How to copy files to and from remote Linux server in Terminal
In this article, let us see how to copy files from a local machine to a remote Linux server and vice-versa in Terminal. With this approach, you may not require an FTP tool like Filezilla to perform a file transfer. Instead, you can very well perform the same file transfer operation in the terminal (command prompt) itself.
As a prerequisite, ensure that you are able to successfully login into the remote server with SSH Key or with a password. In the below code, I am copying a certificate file to a remote server and copying back the same file to the local folder with a different file name.
Basic SCP Command
The below command would request the password of the username included as part of the destination target. On successful authentication, the file can be moved to or from the remote Linux server.
# scp [src file] [userid]@[remote-server]:[dest folder/file]
$ scp ./.certs/ngx.lan-key.pem ar@10.10.30.5:/home/ar/.certs
$ scp ar@10.10.30.6:/home/ar/.certs/ngx.lan.pem ./lnx.pem
Other Common SCP Options
In the below code, let us see how to assign an SSH key for authentication and also connect to a remote server running SSH-Server in a non-standard port ( other than port 22 )
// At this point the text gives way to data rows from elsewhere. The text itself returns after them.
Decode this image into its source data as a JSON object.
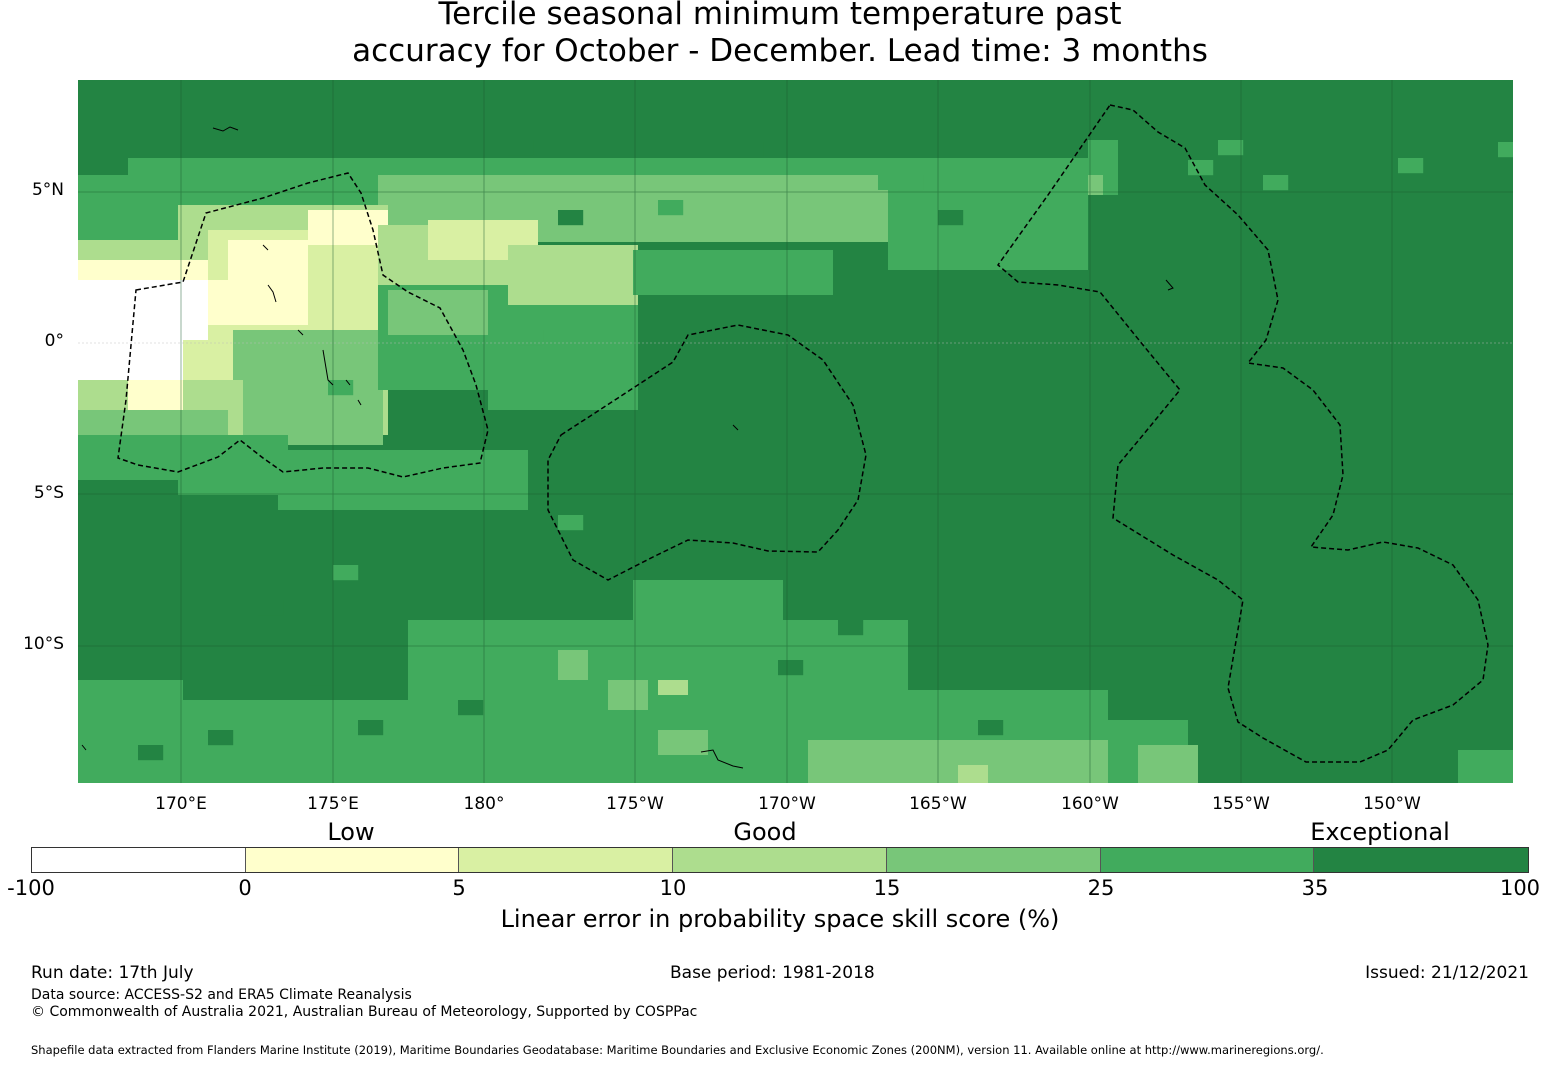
{
  "title_line1": "Tercile seasonal minimum temperature past",
  "title_line2": "accuracy for October - December. Lead time: 3 months",
  "map": {
    "lat_labels": [
      "5°N",
      "0°",
      "5°S",
      "10°S"
    ],
    "lon_labels": [
      "170°E",
      "175°E",
      "180°",
      "175°W",
      "170°W",
      "165°W",
      "160°W",
      "155°W",
      "150°W"
    ],
    "colors": {
      "neg": "#ffffff",
      "c0_5": "#ffffcc",
      "c5_10": "#d9f0a3",
      "c10_15": "#addd8e",
      "c15_25": "#78c679",
      "c25_35": "#41ab5d",
      "c35_100": "#238443"
    }
  },
  "legend": {
    "categories": [
      "Low",
      "Good",
      "Exceptional"
    ],
    "ticks": [
      "-100",
      "0",
      "5",
      "10",
      "15",
      "25",
      "35",
      "100"
    ],
    "colors": [
      "#ffffff",
      "#ffffcc",
      "#d9f0a3",
      "#addd8e",
      "#78c679",
      "#41ab5d",
      "#238443"
    ],
    "label": "Linear error in probability space skill score (%)"
  },
  "footer": {
    "run_date": "Run date: 17th July",
    "base_period": "Base period: 1981-2018",
    "issued": "Issued: 21/12/2021",
    "data_source": "Data source: ACCESS-S2 and ERA5 Climate Reanalysis",
    "copyright": "© Commonwealth of Australia 2021, Australian Bureau of Meteorology, Supported by COSPPac",
    "shapefile": "Shapefile data extracted from Flanders Marine Institute (2019), Maritime Boundaries Geodatabase: Maritime Boundaries and Exclusive Economic Zones (200NM), version 11. Available online at http://www.marineregions.org/."
  }
}
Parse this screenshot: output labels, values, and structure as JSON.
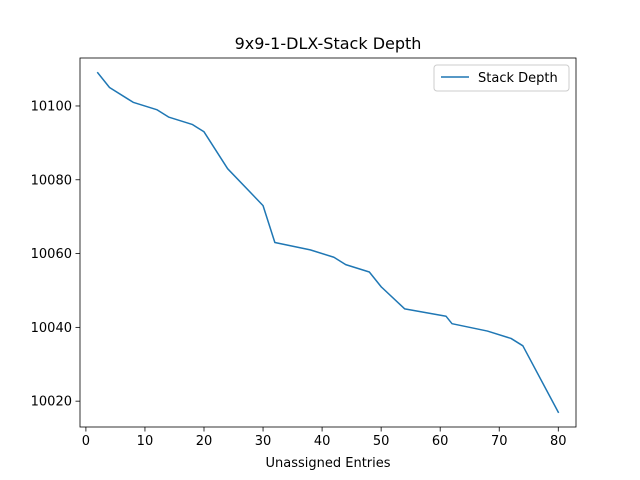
{
  "chart_data": {
    "type": "line",
    "title": "9x9-1-DLX-Stack Depth",
    "xlabel": "Unassigned Entries",
    "ylabel": "",
    "xlim": [
      -1,
      83
    ],
    "ylim": [
      10013,
      10113
    ],
    "xticks": [
      0,
      10,
      20,
      30,
      40,
      50,
      60,
      70,
      80
    ],
    "yticks": [
      10020,
      10040,
      10060,
      10080,
      10100
    ],
    "grid": false,
    "legend": {
      "placement": "top-right"
    },
    "series": [
      {
        "name": "Stack Depth",
        "color": "#1f77b4",
        "x": [
          2,
          4,
          8,
          12,
          14,
          18,
          20,
          24,
          30,
          32,
          38,
          42,
          44,
          48,
          50,
          54,
          61,
          62,
          68,
          72,
          74,
          80
        ],
        "y": [
          10109,
          10105,
          10101,
          10099,
          10097,
          10095,
          10093,
          10083,
          10073,
          10063,
          10061,
          10059,
          10057,
          10055,
          10051,
          10045,
          10043,
          10041,
          10039,
          10037,
          10035,
          10017
        ]
      }
    ]
  }
}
# scp -i [ssh key] [src file] [userid]@[remote-server]:[dest folder/file]
$ scp -i ~/.ssh/srv_id_rsa ./.certs/ngx.lan-key.pem ar@10.10.30.5:/home/ar/.certs
# If SSH server is running at port 33 in server
$ scp -P 33 -i ~/.ssh/srv_id_rsa ./.certs/ngx.lan-key.pem ar@10.10.30.5:/home/ar/.certs
Recursively Copy Folders With SCP
-r
allows to recursively copy the folder and its content and -p
allows to preserve the file attributes.